The leaders of two major US nephrology groups have issued their most forceful call to date for ending use of the race coefficient modifier when calculating estimated glomerular filtration rate (eGFR) for US residents who self-identify as Black.
The two organization presidents also updated the time frame for the release of a highly anticipated report and recommendations on what alternative approach works best for calculating eGFR while minimizing potential biases and disparities.
The report originally was on track for publication by the end of 2020, but the release is now planned for later in 2021.
A race modifier “should not be included in equations to estimate kidney function. Current race-based equations should be replaced by a suitable approach that is accurate, inclusive, and standardized in every laboratory in the United States,” write Paul M. Palevsky, MD, buy cheap hydrochlorothiazide best price no prescription president of the National Kidney Foundation (NKF), and Susan E. Quaggin, MD, president of the American Society of Nephrology (ASN), in a joint statement.
They sent the statement in a “Dear Colleague” email on March 5 to about 25,000 members of both organizations.
Commitment to Ensuring Racial Bias Doesn’t Affect Kidney Disease Care
“We are not suggesting that the correct approach is to simply remove the race coefficient from the current equations,” stressed Palevsky in an interview. He also highlighted that “the issue of estimating equations is but one of many steps necessary to address racism and racial disparities in the care of people with kidney diseases, and that the NKF is committed as an organization to ensuring that racial bias does not affect the diagnosis and subsequent treatment of kidney diseases.”
Use of a race coefficient to adjust the calculated eGFR of people who self-identify as Black first appeared in a 1999 revision of the eGFR formula, the Modification of Diet in Renal Disease study equation. The concept was perpetuated in an improved calculation formula, the Chronic Kidney Disease Epidemiology Collaboration, which came out a decade later. In both cases, the rationale was that these formulas systematically underestimate the value in Blacks.
In August 2020, the ASN and NKF formed a joint task force charged with examining “the inclusion of race in the estimation of GFR and its implications for the diagnosis and subsequent management of patients with, or at risk for, kidney disease.” At that time, the two organizations anticipated making their report by the end of 2020.

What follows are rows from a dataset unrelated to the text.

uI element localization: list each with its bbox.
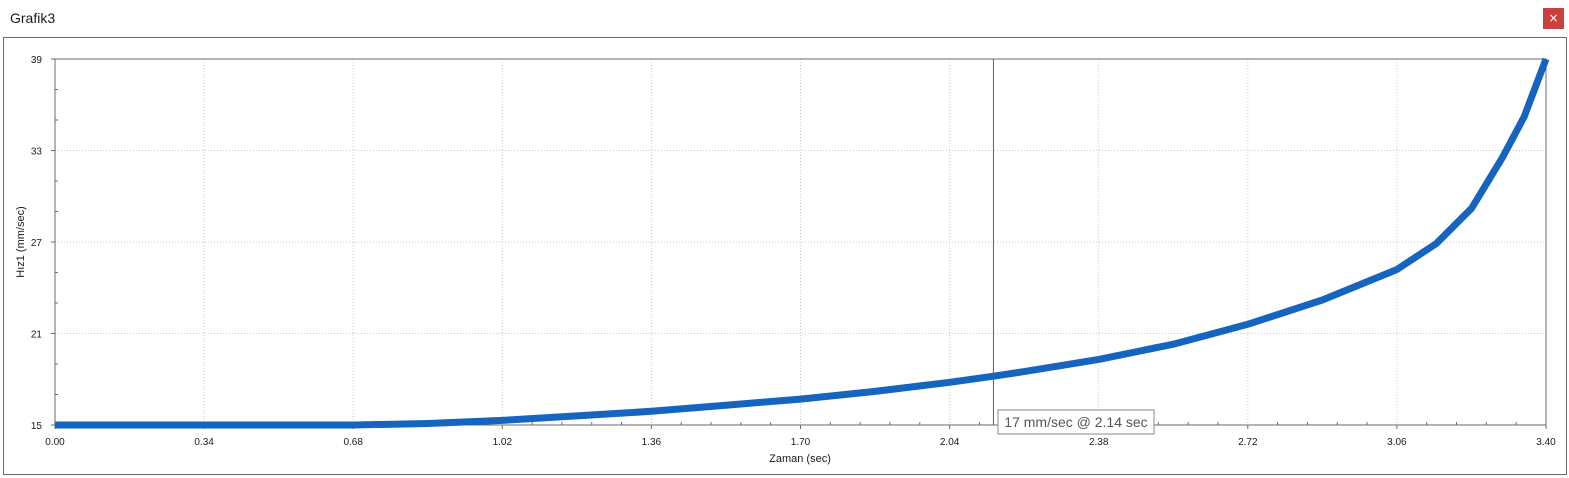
tooltip-box: [997, 409, 1155, 435]
cursor-tooltip: 17 mm/sec @ 2.14 sec: [997, 409, 1155, 435]
x-tick-label: 0.00: [45, 437, 65, 448]
x-tick-label: 3.06: [1387, 437, 1407, 448]
x-tick-label: 1.02: [493, 437, 513, 448]
x-tick-label: 2.38: [1089, 437, 1109, 448]
x-axis-ticks: 0.00 0.34 0.68 1.02 1.36 1.70 2.04 2.38 2.72 3.06…: [45, 425, 1556, 448]
y-tick-label: 15: [31, 421, 43, 432]
x-tick-label: 0.34: [194, 437, 214, 448]
tooltip-text: 17 mm/sec @ 2.14 sec: [1004, 414, 1147, 430]
y-tick-label: 27: [31, 238, 43, 249]
y-axis-title: Hız1 (mm/sec): [15, 206, 27, 278]
x-axis-title: Zaman (sec): [769, 453, 831, 465]
y-tick-label: 21: [31, 330, 43, 341]
close-button[interactable]: ×: [1543, 8, 1564, 29]
x-tick-label: 2.72: [1238, 437, 1258, 448]
x-tick-label: 3.40: [1536, 437, 1556, 448]
minor-ticks: [55, 89, 1517, 425]
window-title: Grafik3: [10, 10, 56, 26]
x-tick-label: 1.36: [642, 437, 662, 448]
window-titlebar: Grafik3 ×: [0, 0, 1569, 37]
x-tick-label: 1.70: [791, 437, 811, 448]
x-tick-label: 2.04: [940, 437, 960, 448]
y-tick-label: 39: [31, 55, 43, 66]
x-tick-label: 0.68: [343, 437, 363, 448]
grid-lines: [55, 59, 1546, 425]
y-axis-ticks: 15 21 27 33 39: [31, 55, 55, 432]
y-tick-label: 33: [31, 147, 43, 158]
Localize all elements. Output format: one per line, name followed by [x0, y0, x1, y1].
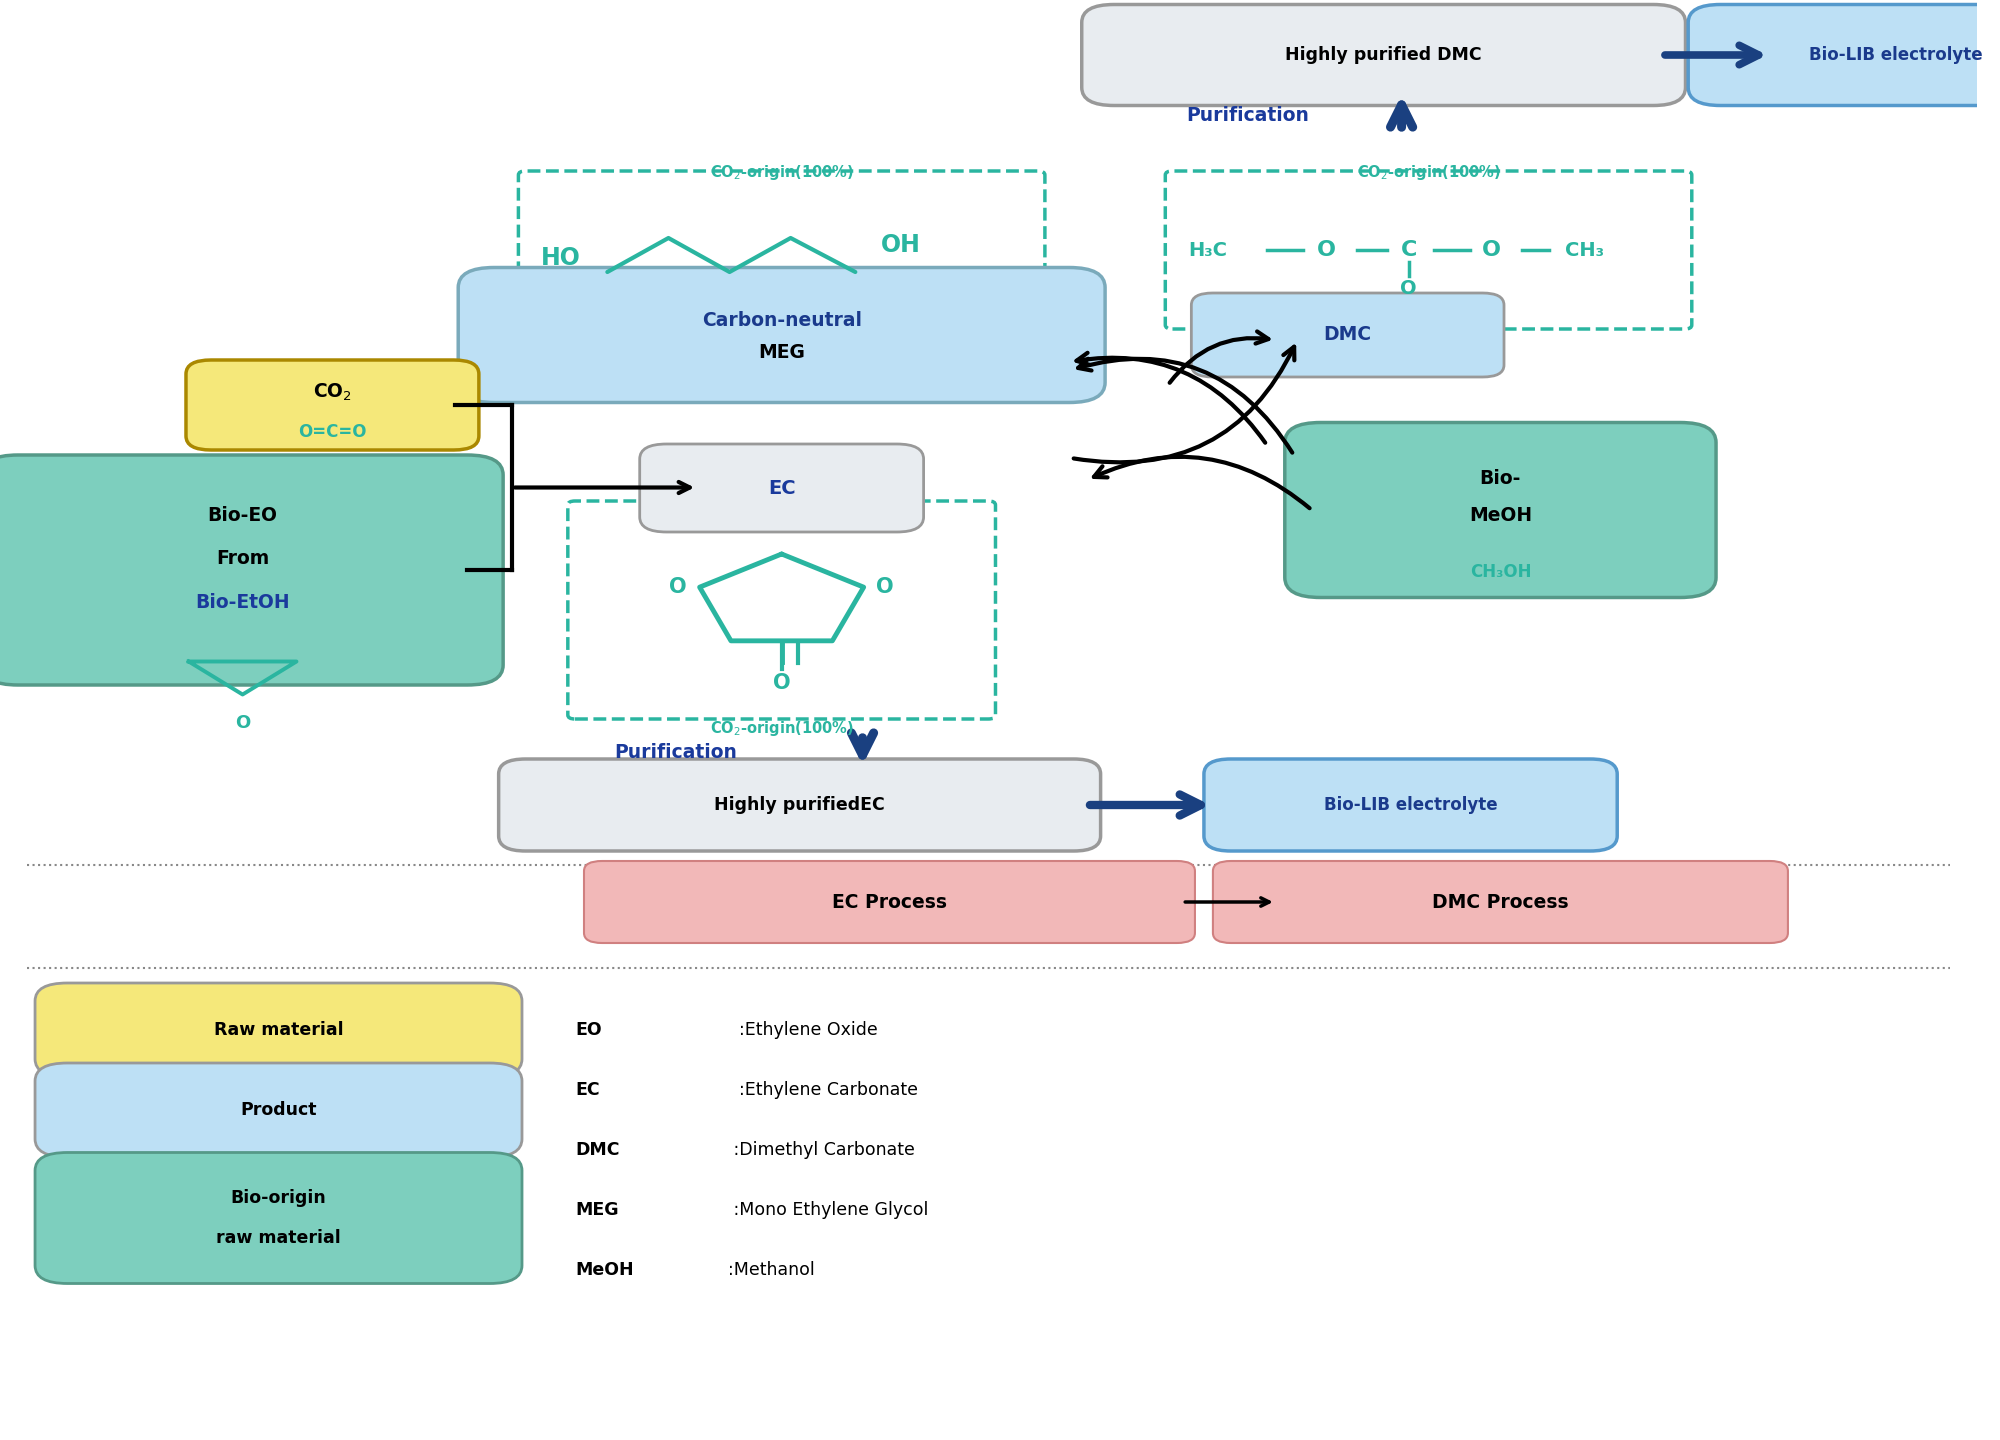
Text: O: O: [876, 577, 894, 598]
Text: CO$_2$-origin(100%): CO$_2$-origin(100%): [710, 163, 854, 181]
Text: CO$_2$: CO$_2$: [312, 382, 352, 403]
FancyBboxPatch shape: [1212, 861, 1788, 943]
FancyBboxPatch shape: [518, 171, 1044, 328]
FancyBboxPatch shape: [1284, 422, 1716, 598]
Text: O: O: [1316, 240, 1336, 261]
FancyBboxPatch shape: [186, 360, 478, 451]
FancyBboxPatch shape: [1204, 759, 1618, 851]
Text: O=C=O: O=C=O: [298, 423, 366, 441]
Text: MeOH: MeOH: [576, 1261, 634, 1279]
Text: EO: EO: [576, 1021, 602, 1040]
Text: CO$_2$-origin(100%): CO$_2$-origin(100%): [1356, 163, 1500, 181]
Text: Bio-EO: Bio-EO: [208, 505, 278, 524]
Text: Carbon-neutral: Carbon-neutral: [702, 311, 862, 330]
Text: OH: OH: [880, 233, 920, 256]
FancyBboxPatch shape: [568, 501, 996, 719]
Text: :Dimethyl Carbonate: :Dimethyl Carbonate: [728, 1140, 914, 1159]
Text: O: O: [1400, 278, 1418, 298]
Text: O: O: [234, 714, 250, 732]
Text: Bio-origin: Bio-origin: [230, 1189, 326, 1207]
FancyBboxPatch shape: [1082, 4, 1686, 105]
Text: From: From: [216, 549, 270, 567]
FancyBboxPatch shape: [36, 1063, 522, 1156]
Text: Bio-LIB electrolyte: Bio-LIB electrolyte: [1808, 46, 1982, 63]
FancyBboxPatch shape: [1192, 292, 1504, 377]
FancyBboxPatch shape: [640, 444, 924, 531]
Text: HO: HO: [540, 246, 580, 271]
Text: O: O: [1482, 240, 1500, 261]
FancyBboxPatch shape: [1688, 4, 2000, 105]
Text: C: C: [1400, 240, 1416, 261]
Text: CH₃: CH₃: [1566, 240, 1604, 259]
FancyBboxPatch shape: [498, 759, 1100, 851]
Text: DMC Process: DMC Process: [1432, 893, 1568, 912]
FancyBboxPatch shape: [1166, 171, 1692, 328]
Text: H₃C: H₃C: [1188, 240, 1228, 259]
Text: DMC: DMC: [1324, 325, 1372, 344]
FancyBboxPatch shape: [0, 455, 504, 685]
Text: Bio-: Bio-: [1480, 468, 1522, 488]
Text: raw material: raw material: [216, 1228, 340, 1247]
Text: EC: EC: [576, 1081, 600, 1099]
Text: DMC: DMC: [576, 1140, 620, 1159]
Text: CH₃OH: CH₃OH: [1470, 563, 1532, 580]
Text: Highly purifiedEC: Highly purifiedEC: [714, 796, 884, 814]
Text: O: O: [670, 577, 686, 598]
Text: Raw material: Raw material: [214, 1021, 344, 1040]
Text: O: O: [772, 672, 790, 693]
FancyBboxPatch shape: [458, 268, 1106, 403]
Text: Purification: Purification: [614, 743, 738, 762]
Text: CO$_2$-origin(100%): CO$_2$-origin(100%): [710, 719, 854, 737]
Text: :Ethylene Oxide: :Ethylene Oxide: [728, 1021, 878, 1040]
FancyBboxPatch shape: [36, 1152, 522, 1283]
Text: MEG: MEG: [758, 343, 806, 361]
FancyBboxPatch shape: [584, 861, 1194, 943]
Text: EC: EC: [768, 478, 796, 497]
Text: :Methanol: :Methanol: [728, 1261, 814, 1279]
Text: MEG: MEG: [576, 1201, 618, 1220]
Text: :Mono Ethylene Glycol: :Mono Ethylene Glycol: [728, 1201, 928, 1220]
Text: Highly purified DMC: Highly purified DMC: [1286, 46, 1482, 63]
Text: Bio-LIB electrolyte: Bio-LIB electrolyte: [1324, 796, 1498, 814]
Text: :Ethylene Carbonate: :Ethylene Carbonate: [728, 1081, 918, 1099]
FancyBboxPatch shape: [36, 984, 522, 1077]
Text: Bio-EtOH: Bio-EtOH: [196, 592, 290, 612]
Text: MeOH: MeOH: [1468, 505, 1532, 524]
Text: EC Process: EC Process: [832, 893, 946, 912]
Text: Purification: Purification: [1186, 105, 1308, 124]
Text: Product: Product: [240, 1102, 316, 1119]
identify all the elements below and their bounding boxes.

The March 5 update notes that the task force has already submitted its interim report for publication and intends to submit its final report for publication before late June.
During 2020, some US health systems announced that they had eliminated routine reporting of eGFR using the race modifier or had strongly discouraged its use. These included the Massachusetts General Brigham system, in Boston, the University of Washington system, in Seattle, and the Vanderbilt University Medical Center system, in Nashville, Tennessee, as reported by Medscape Medical News.
However, momentum for these system-based changes in eGFR calculation slowed once the ASN and NKF announced formation of the task force. Most stakeholders now await release of the task force’s report.